By symmetry considerations a guess for a good projection angle is $(1,1,1)/\sqrt{3}$ (using a basis for the orthogonal complement to project onto).
Thus $(1,1/2,1/3) = (11,11,11)/18 + (7,-2,-5)/18$ is mapped to $(7,-2,-5)/18$. We can additionally place a coordinate axis on the grid by using an orthogonal basis for the projection plane, but we will not need that now.

As an example computation, we can compute the thickness of how many points are mapped to this same point, at least the ones in the same convex region.

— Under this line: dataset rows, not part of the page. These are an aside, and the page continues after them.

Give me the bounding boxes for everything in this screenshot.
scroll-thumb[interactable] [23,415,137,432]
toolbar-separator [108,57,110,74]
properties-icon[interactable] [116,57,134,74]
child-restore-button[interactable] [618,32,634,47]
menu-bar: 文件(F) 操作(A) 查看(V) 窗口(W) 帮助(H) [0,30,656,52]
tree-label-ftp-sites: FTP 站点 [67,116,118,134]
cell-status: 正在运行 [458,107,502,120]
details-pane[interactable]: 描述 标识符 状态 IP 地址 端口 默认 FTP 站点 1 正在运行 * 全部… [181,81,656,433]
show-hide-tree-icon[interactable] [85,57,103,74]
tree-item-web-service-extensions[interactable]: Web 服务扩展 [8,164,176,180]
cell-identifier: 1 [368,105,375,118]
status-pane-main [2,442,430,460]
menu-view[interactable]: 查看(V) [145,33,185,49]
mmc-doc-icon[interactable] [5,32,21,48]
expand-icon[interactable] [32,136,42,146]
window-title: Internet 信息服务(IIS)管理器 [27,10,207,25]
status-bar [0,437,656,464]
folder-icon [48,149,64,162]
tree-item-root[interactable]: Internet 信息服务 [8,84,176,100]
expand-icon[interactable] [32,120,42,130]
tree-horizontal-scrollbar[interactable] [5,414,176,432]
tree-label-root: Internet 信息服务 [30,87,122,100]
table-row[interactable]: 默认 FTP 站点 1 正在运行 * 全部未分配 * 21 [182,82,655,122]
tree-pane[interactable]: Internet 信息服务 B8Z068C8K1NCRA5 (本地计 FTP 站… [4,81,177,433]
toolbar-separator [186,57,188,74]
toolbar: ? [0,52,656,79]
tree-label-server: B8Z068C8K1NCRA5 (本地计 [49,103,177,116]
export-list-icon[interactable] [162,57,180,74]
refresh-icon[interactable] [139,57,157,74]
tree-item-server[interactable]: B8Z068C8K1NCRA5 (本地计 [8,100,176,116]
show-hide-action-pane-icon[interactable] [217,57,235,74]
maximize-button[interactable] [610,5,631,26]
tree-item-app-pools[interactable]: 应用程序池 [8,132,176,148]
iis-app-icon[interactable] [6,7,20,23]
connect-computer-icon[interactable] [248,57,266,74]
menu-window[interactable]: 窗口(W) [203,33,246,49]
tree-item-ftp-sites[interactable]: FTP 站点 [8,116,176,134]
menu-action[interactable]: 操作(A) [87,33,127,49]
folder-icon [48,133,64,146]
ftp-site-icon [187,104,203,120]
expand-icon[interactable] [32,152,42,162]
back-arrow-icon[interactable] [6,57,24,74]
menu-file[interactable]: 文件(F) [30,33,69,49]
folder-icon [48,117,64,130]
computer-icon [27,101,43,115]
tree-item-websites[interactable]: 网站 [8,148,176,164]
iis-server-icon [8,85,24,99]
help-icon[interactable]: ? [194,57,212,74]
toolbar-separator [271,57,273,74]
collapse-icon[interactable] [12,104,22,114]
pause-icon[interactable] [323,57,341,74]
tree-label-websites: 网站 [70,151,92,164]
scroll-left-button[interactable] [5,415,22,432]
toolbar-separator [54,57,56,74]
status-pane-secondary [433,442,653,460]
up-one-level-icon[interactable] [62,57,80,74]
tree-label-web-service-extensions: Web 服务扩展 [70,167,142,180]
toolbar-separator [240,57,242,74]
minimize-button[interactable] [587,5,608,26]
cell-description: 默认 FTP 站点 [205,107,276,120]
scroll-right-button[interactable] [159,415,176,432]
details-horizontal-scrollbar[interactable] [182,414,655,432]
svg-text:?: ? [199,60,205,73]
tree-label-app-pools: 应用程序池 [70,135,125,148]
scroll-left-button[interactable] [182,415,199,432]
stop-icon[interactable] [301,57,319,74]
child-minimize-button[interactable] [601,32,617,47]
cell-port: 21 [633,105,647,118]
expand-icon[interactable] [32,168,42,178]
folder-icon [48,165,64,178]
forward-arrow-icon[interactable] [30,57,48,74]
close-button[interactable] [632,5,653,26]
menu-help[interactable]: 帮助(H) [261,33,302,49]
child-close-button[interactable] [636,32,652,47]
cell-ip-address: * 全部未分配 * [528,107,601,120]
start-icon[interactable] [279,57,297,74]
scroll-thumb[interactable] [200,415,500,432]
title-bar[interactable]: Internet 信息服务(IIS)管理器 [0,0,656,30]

Consider the point $x=(1,1/2,1/3)$, and we use the projection direction $(1,1,1)$. We can first focus on the region containing $x$ defined by the inequalities $1 \geq x_1 \geq 2x_2 \geq 3x_3$ and $x_i \geq 0$. How far along $(1,1,1)$ can we travel  until we escape this region? We find the minimal $t>0$ for which one of the inequalities becomes equality (looking at $x - t(1,1,1)$):

$1 - t = 1, 1 - t = 2(1/2 - t), 2(1/2 - t) = 3(1/3 - t)$  (all $t=0$)

and

$1 - t = 0, 1/2 - t = 0, 1/3 - t = 0$

The minimal $t$ from above is $t=1/3$, which brings us to the point $(2/3,1/6,0)$. Now we are in the region where $x_3 < 0$, so the bounding inequalities become $1 \geq x_1 \geq 2x_2 \geq -3x_3$ and $x_1,x_2 \geq 0, x_3 \leq 0$. Again we solve for when we hit the boundary:

$2/3 - t = 1, 2/3-t = 2(1/6-t), 2(1/6-t)=-3(0-t)$

and

$2/3 - t = 0, 1/6 - t = 0, 0 - t = 0$

The minimal $t$ from above is now $t = 1/15$, when $2|x_2| = 3|x_3|$, at the point $(3/5,1/10,-1/15)$, and now we are outside the compressible region. Thus the thickness of the points mapping the same as $(1,1/2,1/3)$ is $2\sqrt{3}/5$.